The 80's

I admit it – I am a child of the 80’s – meaning, I was not BORN in the 80’s but I was a TEENAGER in the 80’s.

This fact frightens me and amazes me.

In a time when everyone around me was oohing and ahhing over President Reagan and seeding their conservative right wing views I was off on a different path – arguing with my homeroom teacher about the fact that she couldn’t MAKE me say the pledge of allegiance, rocking out to Madonna (note: not the Madonna of today who is into Kabala but the real Madonna, the one that wore 50,000 bracelets and lots of black lace) arguing about whether or not her “Like A Virgin” song was inappropriate, and of course, loving Michael J Fox on Family Ties but hating his political views.

Nancy Reagan though held a special place in my heart for distain. I thought her “Just Say No” crusade was ridiculous despite the fact that I personally had never done drugs. I thought she was nuts for letting out that she used a psychic for assistance in making decisions while she was First Lady. I could go on and on – you get the point.

Like everything else has aged, my views have aged as well.

Over the years though my views on Nancy Reagan have softened. I’ve seen her shield and seclude her husband during his final days so that his legacy was remembered the way he would have wanted it. I admired that she went against political lines to support Stem Cell research knowing that she would face ridicule because she knew that the advances and findings would help millions and millions even if it would no longer help her husband. Finally, I grew to respect her tremendously when I watched her during her president’s funeral – it was heartbreakingly obvious that she loved her “Ronnie” dearly and was shocked and devastated by his death – even if she knew it was coming.

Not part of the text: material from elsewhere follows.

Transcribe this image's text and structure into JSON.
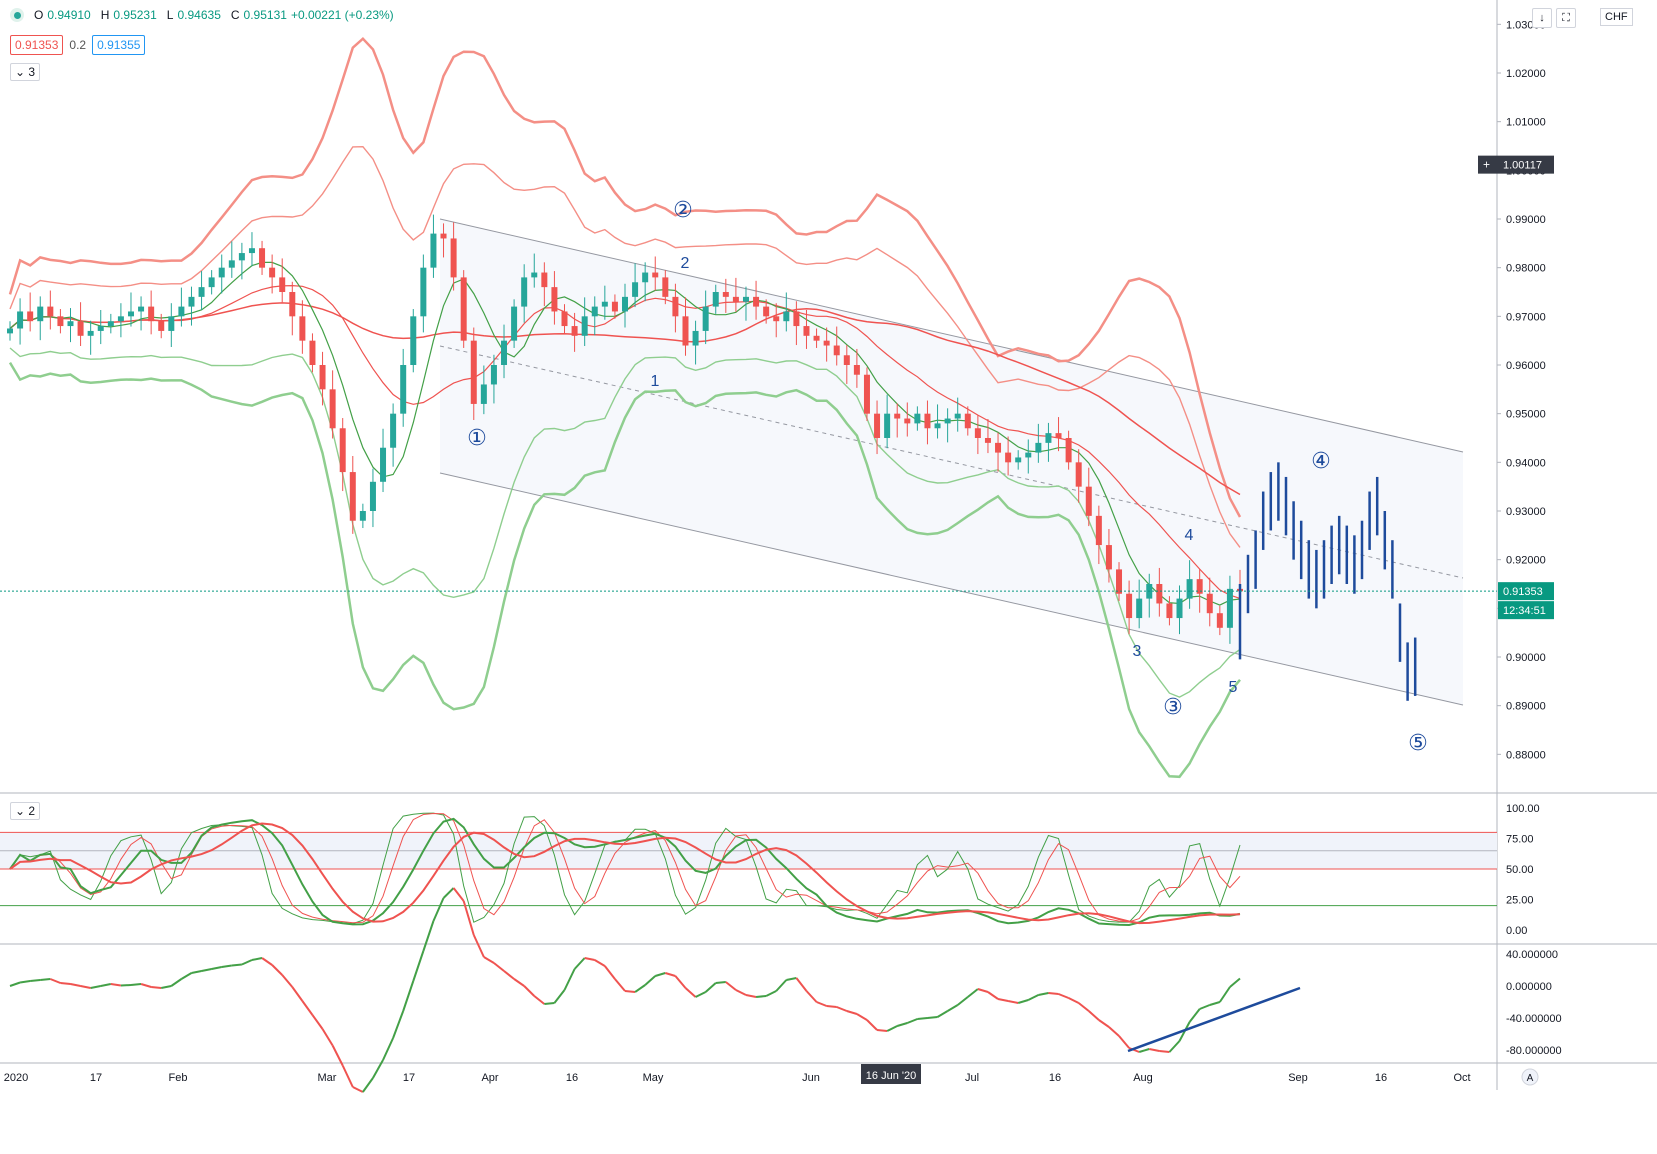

I’ve found too that my views on life have changed. I’ve softened around the edges of my idealistic soul. I’ve learned that I’m not always right all the time – that sometimes things happen for no reason, that I can’t change the world. I’ve learned that I have to like myself and think before I put myself out there – that, believe it or not, not everyone wants or needs to know my opinion. I’ve learned that coming home to a family that loves me and watching TV on a Sunday afternoon with my husband *might* just be a ‘good time’. I’ve learned grown to accept that I’m never going to be a size 2,4,6, or maybe even an 8 again. (I have *not* however accepted that my ass is as large as it has gotten – WHEN DID THAT HAPPEN?)

Don’t misunderstand. I still think that it would be great if everyone had health insurance, that all children had access to the same level of education, that everyone had enough food and water.

I’m still just as idealistic even if I’ve learned that I can’t change the world.